To do that, you can:
- extract the reads consisting the forward and reverse clusters:
for a a cluster id X, do:
```
less sample.table | awk '$1 == "R"' | grep -w X | grep fwd | awk '{print ">"$2"_"$4"_"$8"_"$12"\n"$19}'> clusterX.fwd.reads.fa
less sample.table | awk '$1 == "R"' | grep -w X | grep rev | awk '{print ">"$2"_"$4"_"$8"_"$12"\n"$19}'> clusterX.rev.reads.fa
```
we then recommend assembling these with a program such as CAP3 (http://doua.prabi.fr/software/cap3)

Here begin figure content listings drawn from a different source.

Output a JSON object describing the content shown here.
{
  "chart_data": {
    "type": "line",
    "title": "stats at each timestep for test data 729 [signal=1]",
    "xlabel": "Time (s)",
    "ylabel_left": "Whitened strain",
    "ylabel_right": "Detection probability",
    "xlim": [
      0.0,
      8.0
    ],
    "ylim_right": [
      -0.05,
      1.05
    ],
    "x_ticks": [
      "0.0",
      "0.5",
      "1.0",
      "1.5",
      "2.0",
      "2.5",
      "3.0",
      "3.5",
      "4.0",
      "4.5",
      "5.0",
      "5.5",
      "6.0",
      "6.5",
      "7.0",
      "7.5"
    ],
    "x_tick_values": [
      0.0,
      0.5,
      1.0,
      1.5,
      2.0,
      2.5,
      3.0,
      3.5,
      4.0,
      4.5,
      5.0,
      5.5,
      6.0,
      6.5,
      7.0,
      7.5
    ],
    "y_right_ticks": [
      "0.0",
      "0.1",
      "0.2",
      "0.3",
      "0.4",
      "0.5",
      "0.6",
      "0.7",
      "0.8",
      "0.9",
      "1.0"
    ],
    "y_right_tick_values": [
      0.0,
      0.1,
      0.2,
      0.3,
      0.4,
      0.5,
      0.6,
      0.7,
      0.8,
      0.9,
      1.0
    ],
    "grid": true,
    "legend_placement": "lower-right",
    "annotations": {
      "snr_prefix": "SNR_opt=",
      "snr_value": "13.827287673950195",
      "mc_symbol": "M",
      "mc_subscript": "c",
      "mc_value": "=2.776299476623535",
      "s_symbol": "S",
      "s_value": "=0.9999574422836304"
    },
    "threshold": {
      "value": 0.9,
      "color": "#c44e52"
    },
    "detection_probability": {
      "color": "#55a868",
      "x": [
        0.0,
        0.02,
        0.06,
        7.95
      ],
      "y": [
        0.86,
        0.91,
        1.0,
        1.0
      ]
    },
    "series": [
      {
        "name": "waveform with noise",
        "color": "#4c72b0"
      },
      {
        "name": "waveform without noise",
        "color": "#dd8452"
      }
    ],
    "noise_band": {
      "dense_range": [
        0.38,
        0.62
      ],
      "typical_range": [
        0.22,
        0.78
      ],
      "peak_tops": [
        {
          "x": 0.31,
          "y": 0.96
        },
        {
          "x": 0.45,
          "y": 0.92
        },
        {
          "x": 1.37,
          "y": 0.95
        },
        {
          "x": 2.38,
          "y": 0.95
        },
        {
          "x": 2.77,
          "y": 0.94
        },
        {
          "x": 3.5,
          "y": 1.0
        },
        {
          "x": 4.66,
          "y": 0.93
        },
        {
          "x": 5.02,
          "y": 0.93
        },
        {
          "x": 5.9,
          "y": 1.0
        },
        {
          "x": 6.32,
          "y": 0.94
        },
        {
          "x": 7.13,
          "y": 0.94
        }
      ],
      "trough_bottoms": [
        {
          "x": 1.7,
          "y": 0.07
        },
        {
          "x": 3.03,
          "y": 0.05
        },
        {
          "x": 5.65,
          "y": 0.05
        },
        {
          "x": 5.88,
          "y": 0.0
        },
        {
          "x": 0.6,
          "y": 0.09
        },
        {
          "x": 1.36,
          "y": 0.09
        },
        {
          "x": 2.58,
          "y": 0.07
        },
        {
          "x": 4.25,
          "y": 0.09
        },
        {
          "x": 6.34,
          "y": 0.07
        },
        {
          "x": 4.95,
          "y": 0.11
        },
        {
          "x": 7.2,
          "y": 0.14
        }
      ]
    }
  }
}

you can then design primers flanking the insert (p1,p4) and within the insert (p2,p3)
```
FWD cluster assembly REV cluster assembly
================_genome_===================########_TE_######### // ####_TE_##############===========_genome_===================
>>p1>> <<p2<< >>p3>> <<p4<<
```
p1/p2 or p3/p4 can be used to verify the presence of the insert
p1/p4 can be used to:
- check for the presence of the absence allele: if the length of the amplified product corresponds to that of their distance in the reference
- sequence the insert (PCR has to be adjusted for long amplicons)
### Identify target site duplications:
To identify target site duplications, you can extract and assemble the reads as described above and then scan them for direct repeats that occur just once at the predicted insertion site.